Though it was time for dinner we had scheduled something before we left, another tour through the Old Melbourne Jail called "Ghosts... What Ghosts?" this tour was strictly a believe or don't believe - no opinion by staff - kind of tour, they told us things and stories and experiences and we chose whether we believed them or not. When we arrived at 7:20pm we were not the only ones and as the front doors opened we gathered into the gift shop awaiting our tours beginning. When we were given a bathroom break before it began, Paul and I clasped hands and started the eerie walk from the gift shop, through a darkened jail to the other end where lights had been placed on near the washrooms. "Watch where your going there is stairs right around h..." THUD! I couldn't have tried to stop laughing if you had have put a gun to my head, in his own warning to me and the others behind us - a very jumpy and very chicken crowd of about 8 Asian people - he had walked straight into one of the displays in the middle of the main floor, though he was sore and I found it hysterical, the Asian crowd thought the noise was a something totally different and they freaked! Loosing all ability to listen it took Paul and I's guidance to get everyone to the washrooms in an orderly fashion, after we finished we met back up and headed for the gift shop again through the jail leaving the terrified Asians to their own defences... sorry but it was bound to happen sooner or later.

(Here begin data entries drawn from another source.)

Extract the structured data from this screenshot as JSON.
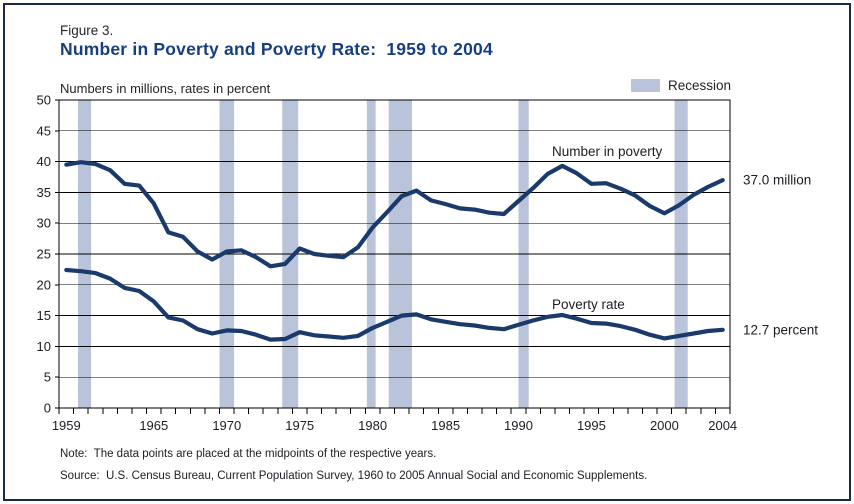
{
  "figure": {
    "label": "Figure 3.",
    "title": "Number in Poverty and Poverty Rate:  1959 to 2004",
    "subtitle": "Numbers in millions, rates in percent",
    "note": "Note:  The data points are placed at the midpoints of the respective years.",
    "source": "Source:  U.S. Census Bureau, Current Population Survey, 1960 to 2005 Annual Social and Economic Supplements."
  },
  "legend": {
    "recession_label": "Recession"
  },
  "colors": {
    "line": "#1a3a6b",
    "recession_band": "#b9c3d9",
    "title": "#173f80",
    "grid": "#000000",
    "frame_border": "#1b2b44"
  },
  "chart_data": {
    "type": "line",
    "title": "Number in Poverty and Poverty Rate:  1959 to 2004",
    "xlabel": "",
    "ylabel": "Numbers in millions, rates in percent",
    "x_axis_range": [
      1959,
      2005
    ],
    "ylim": [
      0,
      50
    ],
    "yticks": [
      0,
      5,
      10,
      15,
      20,
      25,
      30,
      35,
      40,
      45,
      50
    ],
    "xtick_labels": [
      1959,
      1965,
      1970,
      1975,
      1980,
      1985,
      1990,
      1995,
      2000,
      2004
    ],
    "grid": true,
    "points_at_year_midpoints": true,
    "years": [
      1959,
      1960,
      1961,
      1962,
      1963,
      1964,
      1965,
      1966,
      1967,
      1968,
      1969,
      1970,
      1971,
      1972,
      1973,
      1974,
      1975,
      1976,
      1977,
      1978,
      1979,
      1980,
      1981,
      1982,
      1983,
      1984,
      1985,
      1986,
      1987,
      1988,
      1989,
      1990,
      1991,
      1992,
      1993,
      1994,
      1995,
      1996,
      1997,
      1998,
      1999,
      2000,
      2001,
      2002,
      2003,
      2004
    ],
    "series": [
      {
        "name": "Number in poverty",
        "label": "Number in poverty",
        "end_label": "37.0 million",
        "values": [
          39.5,
          39.9,
          39.6,
          38.6,
          36.4,
          36.1,
          33.2,
          28.5,
          27.8,
          25.4,
          24.1,
          25.4,
          25.6,
          24.5,
          23.0,
          23.4,
          25.9,
          25.0,
          24.7,
          24.5,
          26.1,
          29.3,
          31.8,
          34.4,
          35.3,
          33.7,
          33.1,
          32.4,
          32.2,
          31.7,
          31.5,
          33.6,
          35.7,
          38.0,
          39.3,
          38.1,
          36.4,
          36.5,
          35.6,
          34.5,
          32.8,
          31.6,
          32.9,
          34.6,
          35.9,
          37.0
        ]
      },
      {
        "name": "Poverty rate",
        "label": "Poverty rate",
        "end_label": "12.7 percent",
        "values": [
          22.4,
          22.2,
          21.9,
          21.0,
          19.5,
          19.0,
          17.3,
          14.7,
          14.2,
          12.8,
          12.1,
          12.6,
          12.5,
          11.9,
          11.1,
          11.2,
          12.3,
          11.8,
          11.6,
          11.4,
          11.7,
          13.0,
          14.0,
          15.0,
          15.2,
          14.4,
          14.0,
          13.6,
          13.4,
          13.0,
          12.8,
          13.5,
          14.2,
          14.8,
          15.1,
          14.5,
          13.8,
          13.7,
          13.3,
          12.7,
          11.9,
          11.3,
          11.7,
          12.1,
          12.5,
          12.7
        ]
      }
    ],
    "recessions": [
      [
        1960.3,
        1961.2
      ],
      [
        1970.0,
        1971.0
      ],
      [
        1974.3,
        1975.4
      ],
      [
        1980.1,
        1980.7
      ],
      [
        1981.6,
        1983.2
      ],
      [
        1990.5,
        1991.2
      ],
      [
        2001.2,
        2002.1
      ]
    ],
    "legend_entries": [
      "Recession"
    ]
  }
}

The tour proved to be very interesting, because Paul and I had done the tour in the day we knew something's but it was the photos and stories of experiences that was the interesting part! It started with a little light hearted fun and a mistake as the guide was telling us a story of an experience involving what someone believe to be footsteps and the bolts locking on the doors and keys clanging together much like a guard doing night checks, but in the climax of her story someone knocked her aluminium water bottle knocking it to the ground and nearly giving the woman beside me a heart attack! Then again as she spoke of the sound of something SLAMMING on the door of a cell on the top level the guide smacked her hands on the display case she was leaning on, if I hadn't seen them standing there myself I'd have said the Asian's had LEFT the building which is how it seemed when they all jumped and let out little screams hugging one another tighter. The tour in all was a great success, unfortunately we did not meet and or see any ghosts and we didn't have any experiences of our own, but the stories were great to hear and some of the photos were unexplainable as it seems.
After another drink and some jokes at the same bar we had left Brad at 2+ hours earlier we arrived at Paul and Brad's to give the kitty a hug and then Paul drove me back to Aunt Kim's and Uncle Derek's.
It is now 12:28am, we didn't get home till about 11pm and then talked to Aunt Kim a while including changing my well planned itinerary to give me a few more days of exploration all on my own - very capable self might I add - in Melbourne tomorrow and the next day.
But for now, I am in bed almost out cold but was determined to finish this so everyone would have something to remember me by, just in case the ghost of Ned Kelly followed me home and isn't willing to let me live.... woooooooooo haha.
We shall meet again
-A.G
Ariel, you were dead tired when I said 'good night' to you at 11.15 pm! You should have been asleep... however, I did enjoy hearing another recount of your day. Enjoy your explorations around the city today.